Они замолчали. Оксана огляделась. В новой квартире почти не было вещей: две чашки, аптечка, старые часы без ремешка, на подоконнике складной нож, который он когда-то возил на дачу. Переехал — а внутреннюю пустоту так и не заполнил.
— Тетяна знает, что я приехала? — спросила она.
— Знает. И велела мне не врать.
— Помогло?
— Немного.
Оксана слабо улыбнулась — уже без колкости.
Олег вдруг поднялся, подошёл к коробке у стены, достал знакомую сахарницу и поставил на стол. Белую, с потёртым золотым ободком.
— Забери её, — сказал он.
— Зачем?
— Теперь она твоя.
— С чего вдруг?
— С того, что я слишком долго хранил в ней не сахар.
Это прозвучало почти как шутка, но голос его сел.

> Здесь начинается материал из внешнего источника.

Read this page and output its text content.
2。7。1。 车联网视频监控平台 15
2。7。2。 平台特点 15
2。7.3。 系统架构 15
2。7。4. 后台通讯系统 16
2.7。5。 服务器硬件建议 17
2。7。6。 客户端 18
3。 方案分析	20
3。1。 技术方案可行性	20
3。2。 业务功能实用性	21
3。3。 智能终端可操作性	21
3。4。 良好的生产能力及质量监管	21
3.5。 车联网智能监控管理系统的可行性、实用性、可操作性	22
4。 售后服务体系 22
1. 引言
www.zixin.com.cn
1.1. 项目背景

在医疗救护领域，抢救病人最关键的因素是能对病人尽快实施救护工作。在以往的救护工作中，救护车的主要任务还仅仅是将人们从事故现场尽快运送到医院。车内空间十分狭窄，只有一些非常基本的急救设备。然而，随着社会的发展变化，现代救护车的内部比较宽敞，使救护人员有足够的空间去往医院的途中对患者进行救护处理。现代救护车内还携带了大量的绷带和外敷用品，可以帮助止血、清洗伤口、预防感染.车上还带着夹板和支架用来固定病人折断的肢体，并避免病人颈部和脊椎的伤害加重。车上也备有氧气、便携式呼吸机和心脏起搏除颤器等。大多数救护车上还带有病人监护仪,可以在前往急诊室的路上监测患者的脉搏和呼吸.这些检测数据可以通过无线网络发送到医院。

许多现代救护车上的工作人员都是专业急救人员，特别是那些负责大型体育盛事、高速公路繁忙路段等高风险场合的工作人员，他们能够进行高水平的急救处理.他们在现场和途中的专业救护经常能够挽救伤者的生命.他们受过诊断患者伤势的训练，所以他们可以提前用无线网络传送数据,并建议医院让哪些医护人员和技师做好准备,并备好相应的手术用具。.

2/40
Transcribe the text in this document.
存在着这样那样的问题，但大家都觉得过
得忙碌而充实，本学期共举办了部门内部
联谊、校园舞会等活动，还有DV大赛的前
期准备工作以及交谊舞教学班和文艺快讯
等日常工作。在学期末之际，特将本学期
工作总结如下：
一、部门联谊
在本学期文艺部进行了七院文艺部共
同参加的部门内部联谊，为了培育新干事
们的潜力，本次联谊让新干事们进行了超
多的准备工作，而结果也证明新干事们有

Оксана приподняла крышку. Внутри было пусто и чисто.
— Помыл?
— Старался.
— Поздно, — сказала она тихо.
— Да.
Они посмотрели друг на друга. Ничего не исправилось. Ни одного красивого примирения не случилось. Просто двое взрослых впервые перестали играть роли. Для счастливой истории этого мало. Для настоящей — достаточно.
Когда она уходила, он не сделал шага навстречу. И она тоже. Уже у двери обернулась.
— Я ещё приеду.
— Приезжай.
— Не потому, что всё стало хорошо.
— Понимаю.
— А потому, что теперь ясно, с чем жить.
Он стоял в прихожей, придерживая дверь ладонью с кривым мизинцем — таким же, каким она запомнила его в детстве.
— Это уже немало, — сказал он.
Дома было тихо. Не пусто — просто спокойно. София заснула, не погасив лампу. На кухне в раковине стояла кружка с недопитым какао. И от этого живого беспорядка стало легче: в обитаемых домах всегда что-то остаётся не на своём месте. Идеальный порядок бывает только в пустых квартирах.
Оксана поставила сахарницу на верхнюю полку. Не спрятала — просто поставила. Рядом положила книгу о птицах. Снова открыла крышку — убедиться, что внутри действительно ничего.
Почти ничего.
На дне лежала бирка. Та самая. С её именем.
Она взяла её двумя пальцами. Не убрала в ящик, не бросила в мусор и не спрятала между страницами. Положила рядом, на чистую полку. Пусть лежит открыто.
Из комнаты донёсся сонный голос:
— Мам?
— Да, — ответила она.
— Ты дома?
— Дома.
— Ну и хорошо…
Оксана улыбнулась в темноте, выключила свет на кухне и на секунду задержалась у двери. Холодильник тихо гудел, за окном проезжали редкие машины. А на полке белела старая сахарница — теперь пустая. В ней больше ничего не прятали. Только место для правды.